# Bayesian Optimization with Trees in OMLT

This notebook introduces the gradient-boosted trees (GBT) functionality of `OMLT` and how such models can be incorporated in Bayesian optimization loops. For a more comprehensive framework using GBT models for Bayesian optimization please check out another project of our group: [ENTMOOT](https://github.com/cog-imperial/entmoot).

## List of Python Imports
We start by importing a list of dependencies to implement the example. `OMLT` is compatible with all tree ensemble training libraries that support ONNX outputs. In this tutorial we use the `lightgbm` package.

In [214]:
import random
import tempfile
import numpy as np
import lightgbm as lgb
import pyomo.environ as pe
from onnxmltools.convert.lightgbm.convert import convert
from skl2onnx.common.data_types import FloatTensorType
from omlt.block import OmltBlock
from omlt.gbt import BigMFormulation, GradientBoostedTreeModel

from helpers import generate_gbt_data

random.seed(100)

## Define Dataset
We first define a simple dataset by sampling 100 random points from the 10D Rastrigin function. Every input feature of the Rastrigin function is bounded by `(-5.12, 5.12)`.

In [226]:
def f(X):
    # Rastrigin benchmark function
    x = np.asarray_chkfinite(X)
    n = len(x)
    res = 10*n + sum( x**2 - 10 * np.cos( 2 * np.pi * x ))
    return res

f_bnds = [(-5.12,5.12) for _ in range(10)]

# generate dataset
data = {'X': [], 'y': []}

for _ in range(50):
    sample =[random.uniform(*bnd) for bnd in f_bnds]
    
    data['X'].append(sample)
    data['y'].append(f(sample))

## Train the Tree Ensemble
Next we define our training function to train the tree ensemble based on the data we generated.

In [216]:
def train_tree(data):
    FIXED_PARAMS = {'objective': 'regression',
                    'metric': 'rmse',
                    'boosting': 'gbdt',
                    'num_trees': 200,
                    'max_depth': 3,
                    'min_data_in_leaf': 2,
                    'random_state': 100,
                    'verbose': -1}

    train_data = lgb.Dataset(data['X'], 
                             label=data['y'],
                             params={'verbose': -1})

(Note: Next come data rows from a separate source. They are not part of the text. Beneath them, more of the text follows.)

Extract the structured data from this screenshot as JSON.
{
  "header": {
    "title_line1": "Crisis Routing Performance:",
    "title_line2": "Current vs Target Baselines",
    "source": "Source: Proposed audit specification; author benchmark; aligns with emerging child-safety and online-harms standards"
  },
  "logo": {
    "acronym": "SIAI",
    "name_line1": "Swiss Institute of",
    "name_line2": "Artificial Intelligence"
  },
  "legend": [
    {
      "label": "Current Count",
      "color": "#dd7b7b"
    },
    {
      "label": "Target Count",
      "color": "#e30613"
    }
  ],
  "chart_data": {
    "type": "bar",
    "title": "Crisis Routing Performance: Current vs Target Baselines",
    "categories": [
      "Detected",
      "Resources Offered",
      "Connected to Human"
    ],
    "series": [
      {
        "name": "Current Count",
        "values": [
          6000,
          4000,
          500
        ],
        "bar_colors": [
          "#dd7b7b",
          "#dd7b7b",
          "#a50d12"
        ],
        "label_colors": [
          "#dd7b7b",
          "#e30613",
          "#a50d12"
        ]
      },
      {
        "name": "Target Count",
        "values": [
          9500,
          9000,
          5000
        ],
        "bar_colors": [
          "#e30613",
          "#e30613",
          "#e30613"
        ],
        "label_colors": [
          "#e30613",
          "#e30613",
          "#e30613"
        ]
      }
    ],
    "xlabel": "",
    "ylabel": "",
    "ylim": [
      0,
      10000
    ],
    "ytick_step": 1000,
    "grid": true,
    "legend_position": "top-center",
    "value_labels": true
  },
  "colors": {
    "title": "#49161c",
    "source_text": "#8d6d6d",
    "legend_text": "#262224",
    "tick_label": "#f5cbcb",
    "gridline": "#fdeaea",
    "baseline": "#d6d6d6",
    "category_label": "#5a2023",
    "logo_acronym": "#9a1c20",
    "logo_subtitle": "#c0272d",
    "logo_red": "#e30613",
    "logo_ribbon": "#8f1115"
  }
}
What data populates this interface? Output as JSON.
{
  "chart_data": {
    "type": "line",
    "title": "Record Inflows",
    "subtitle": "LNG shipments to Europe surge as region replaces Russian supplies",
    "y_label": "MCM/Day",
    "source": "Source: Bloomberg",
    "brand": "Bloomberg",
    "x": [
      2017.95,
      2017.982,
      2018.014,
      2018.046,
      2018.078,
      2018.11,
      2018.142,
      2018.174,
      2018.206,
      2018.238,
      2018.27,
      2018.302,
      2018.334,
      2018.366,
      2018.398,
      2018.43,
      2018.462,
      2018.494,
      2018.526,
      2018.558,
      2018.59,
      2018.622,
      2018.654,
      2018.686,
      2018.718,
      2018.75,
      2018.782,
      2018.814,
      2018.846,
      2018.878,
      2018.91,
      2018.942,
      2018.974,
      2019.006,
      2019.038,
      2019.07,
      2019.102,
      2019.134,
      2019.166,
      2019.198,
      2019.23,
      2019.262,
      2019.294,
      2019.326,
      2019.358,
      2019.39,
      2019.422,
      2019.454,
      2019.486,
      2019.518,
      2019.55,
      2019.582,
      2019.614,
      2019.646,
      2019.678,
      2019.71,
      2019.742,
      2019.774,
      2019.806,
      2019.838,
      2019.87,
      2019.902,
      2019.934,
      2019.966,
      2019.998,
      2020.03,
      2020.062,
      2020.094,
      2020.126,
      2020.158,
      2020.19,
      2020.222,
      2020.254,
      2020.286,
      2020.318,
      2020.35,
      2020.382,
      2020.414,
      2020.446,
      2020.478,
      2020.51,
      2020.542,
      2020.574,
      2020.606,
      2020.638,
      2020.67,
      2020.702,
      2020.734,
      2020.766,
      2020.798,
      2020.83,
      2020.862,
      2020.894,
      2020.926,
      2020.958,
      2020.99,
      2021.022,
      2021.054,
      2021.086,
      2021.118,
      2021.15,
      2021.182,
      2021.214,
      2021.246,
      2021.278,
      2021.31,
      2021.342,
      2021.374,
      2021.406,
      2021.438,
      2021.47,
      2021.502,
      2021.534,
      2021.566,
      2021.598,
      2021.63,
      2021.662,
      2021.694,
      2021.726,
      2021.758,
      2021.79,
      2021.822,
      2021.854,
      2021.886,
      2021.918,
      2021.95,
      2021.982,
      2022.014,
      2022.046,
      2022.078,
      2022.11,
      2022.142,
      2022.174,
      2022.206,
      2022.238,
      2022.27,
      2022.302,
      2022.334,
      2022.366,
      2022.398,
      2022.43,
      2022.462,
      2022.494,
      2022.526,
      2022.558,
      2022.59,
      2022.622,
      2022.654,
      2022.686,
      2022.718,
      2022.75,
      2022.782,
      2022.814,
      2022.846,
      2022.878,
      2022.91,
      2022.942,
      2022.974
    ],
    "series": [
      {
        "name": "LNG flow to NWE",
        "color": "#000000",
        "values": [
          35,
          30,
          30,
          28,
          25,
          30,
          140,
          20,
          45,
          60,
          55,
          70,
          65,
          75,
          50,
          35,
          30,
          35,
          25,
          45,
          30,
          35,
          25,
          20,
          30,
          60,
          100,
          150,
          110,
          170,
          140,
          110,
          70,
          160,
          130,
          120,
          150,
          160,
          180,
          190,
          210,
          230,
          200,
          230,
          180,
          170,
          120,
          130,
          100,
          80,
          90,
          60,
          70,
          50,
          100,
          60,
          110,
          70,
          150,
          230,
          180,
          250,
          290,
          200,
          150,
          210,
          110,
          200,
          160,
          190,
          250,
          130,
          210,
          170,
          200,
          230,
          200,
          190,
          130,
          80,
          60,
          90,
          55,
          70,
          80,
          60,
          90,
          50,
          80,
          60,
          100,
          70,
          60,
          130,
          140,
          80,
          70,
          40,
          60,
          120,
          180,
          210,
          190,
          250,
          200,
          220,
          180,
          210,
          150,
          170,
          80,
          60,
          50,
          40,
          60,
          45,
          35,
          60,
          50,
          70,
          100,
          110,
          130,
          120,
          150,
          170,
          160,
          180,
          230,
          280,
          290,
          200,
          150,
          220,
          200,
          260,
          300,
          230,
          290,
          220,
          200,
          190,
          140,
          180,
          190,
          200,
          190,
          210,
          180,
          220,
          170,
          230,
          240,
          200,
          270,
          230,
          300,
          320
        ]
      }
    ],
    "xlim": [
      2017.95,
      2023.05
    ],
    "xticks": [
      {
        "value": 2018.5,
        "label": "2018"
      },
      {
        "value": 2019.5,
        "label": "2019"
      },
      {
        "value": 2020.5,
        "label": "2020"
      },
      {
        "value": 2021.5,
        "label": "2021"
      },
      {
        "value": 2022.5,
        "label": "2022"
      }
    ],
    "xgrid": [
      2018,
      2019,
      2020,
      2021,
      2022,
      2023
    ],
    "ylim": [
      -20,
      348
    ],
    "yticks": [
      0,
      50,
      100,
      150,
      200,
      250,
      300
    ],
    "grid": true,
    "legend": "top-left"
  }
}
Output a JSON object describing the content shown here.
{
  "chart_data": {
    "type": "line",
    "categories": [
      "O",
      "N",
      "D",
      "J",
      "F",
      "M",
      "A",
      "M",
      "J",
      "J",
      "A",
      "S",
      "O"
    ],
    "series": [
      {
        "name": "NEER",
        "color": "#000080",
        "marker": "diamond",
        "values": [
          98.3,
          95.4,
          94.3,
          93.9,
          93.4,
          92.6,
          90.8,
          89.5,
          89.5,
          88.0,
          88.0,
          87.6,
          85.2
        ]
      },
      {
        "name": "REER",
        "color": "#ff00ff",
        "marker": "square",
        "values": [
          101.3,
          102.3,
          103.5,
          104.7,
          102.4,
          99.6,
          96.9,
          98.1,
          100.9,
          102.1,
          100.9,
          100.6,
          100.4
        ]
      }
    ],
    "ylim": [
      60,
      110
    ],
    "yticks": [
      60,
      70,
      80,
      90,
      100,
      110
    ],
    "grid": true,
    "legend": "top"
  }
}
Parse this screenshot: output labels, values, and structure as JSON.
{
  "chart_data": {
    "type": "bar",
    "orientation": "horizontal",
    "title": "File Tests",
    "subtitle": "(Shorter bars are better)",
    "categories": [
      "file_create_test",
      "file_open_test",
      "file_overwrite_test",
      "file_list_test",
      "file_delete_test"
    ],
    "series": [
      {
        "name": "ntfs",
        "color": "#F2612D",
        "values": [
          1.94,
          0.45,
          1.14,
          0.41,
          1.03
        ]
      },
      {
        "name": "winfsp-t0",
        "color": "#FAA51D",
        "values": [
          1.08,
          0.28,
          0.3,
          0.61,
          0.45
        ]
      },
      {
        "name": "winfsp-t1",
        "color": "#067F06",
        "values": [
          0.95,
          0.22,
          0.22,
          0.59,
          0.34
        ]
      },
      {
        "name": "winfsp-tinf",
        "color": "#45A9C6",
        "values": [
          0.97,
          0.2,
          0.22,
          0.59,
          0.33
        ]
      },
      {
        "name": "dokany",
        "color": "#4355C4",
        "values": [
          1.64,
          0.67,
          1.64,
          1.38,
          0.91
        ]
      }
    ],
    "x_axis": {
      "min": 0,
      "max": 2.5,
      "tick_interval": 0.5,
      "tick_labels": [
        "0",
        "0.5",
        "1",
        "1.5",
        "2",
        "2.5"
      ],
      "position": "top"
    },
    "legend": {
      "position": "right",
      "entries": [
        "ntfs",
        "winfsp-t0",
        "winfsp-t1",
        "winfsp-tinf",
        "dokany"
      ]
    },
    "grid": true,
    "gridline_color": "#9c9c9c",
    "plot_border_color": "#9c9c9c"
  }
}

    model = lgb.train(FIXED_PARAMS, 
                      train_data,
                      verbose_eval=False)
    return model

## Handling Trees with ONNX
ONNX needs to know the number of features and their type. Currently, ONNX doesn't support categorical features so we can only train models with continous features in `lightgbm`. To handle categorical features we recommend to perform a one-hot encoding transformation first.

In [217]:
def get_onnx_model(lgb_model):
    # export onnx model
    float_tensor_type = FloatTensorType([None, lgb_model.num_feature()])
    initial_type = [('float_input', float_tensor_type)]
    onnx_model = convert(lgb_model, 
                         initial_types=initial_type, 
                         target_opset=8)
    return onnx_model

You can write the ONNX model to a file so that it can be inspected using a tool like [Netron](https://netron.app/).

In [218]:
# build lightgbm model and export from onnx
lgb_model = train_tree(data)
onnx_model = get_onnx_model(lgb_model)

with tempfile.NamedTemporaryFile(suffix='.onnx', delete=False) as f:
    f.write(onnx_model.SerializeToString())
    print(f'Onnx model written to {f.name}')

Onnx model written to /var/folders/05/s3jw9hyd1l95qtpg8jjbkv340000gn/T/tmpjul262xp.onnx


## Build the Pyomo Model
We build the `Pyomo` model by first defining the input bounds and input domain.

In [219]:
# define problem specifications
input_bounds = f_bnds
input_domain = [pe.Reals for _ in range(len(input_bounds))]

def get_opt_model_core(input_domain, input_bounds):
    # init optimization model
    opt_model = pe.ConcreteModel()
    return opt_model

opt_model = get_opt_model_core(input_domain, input_bounds)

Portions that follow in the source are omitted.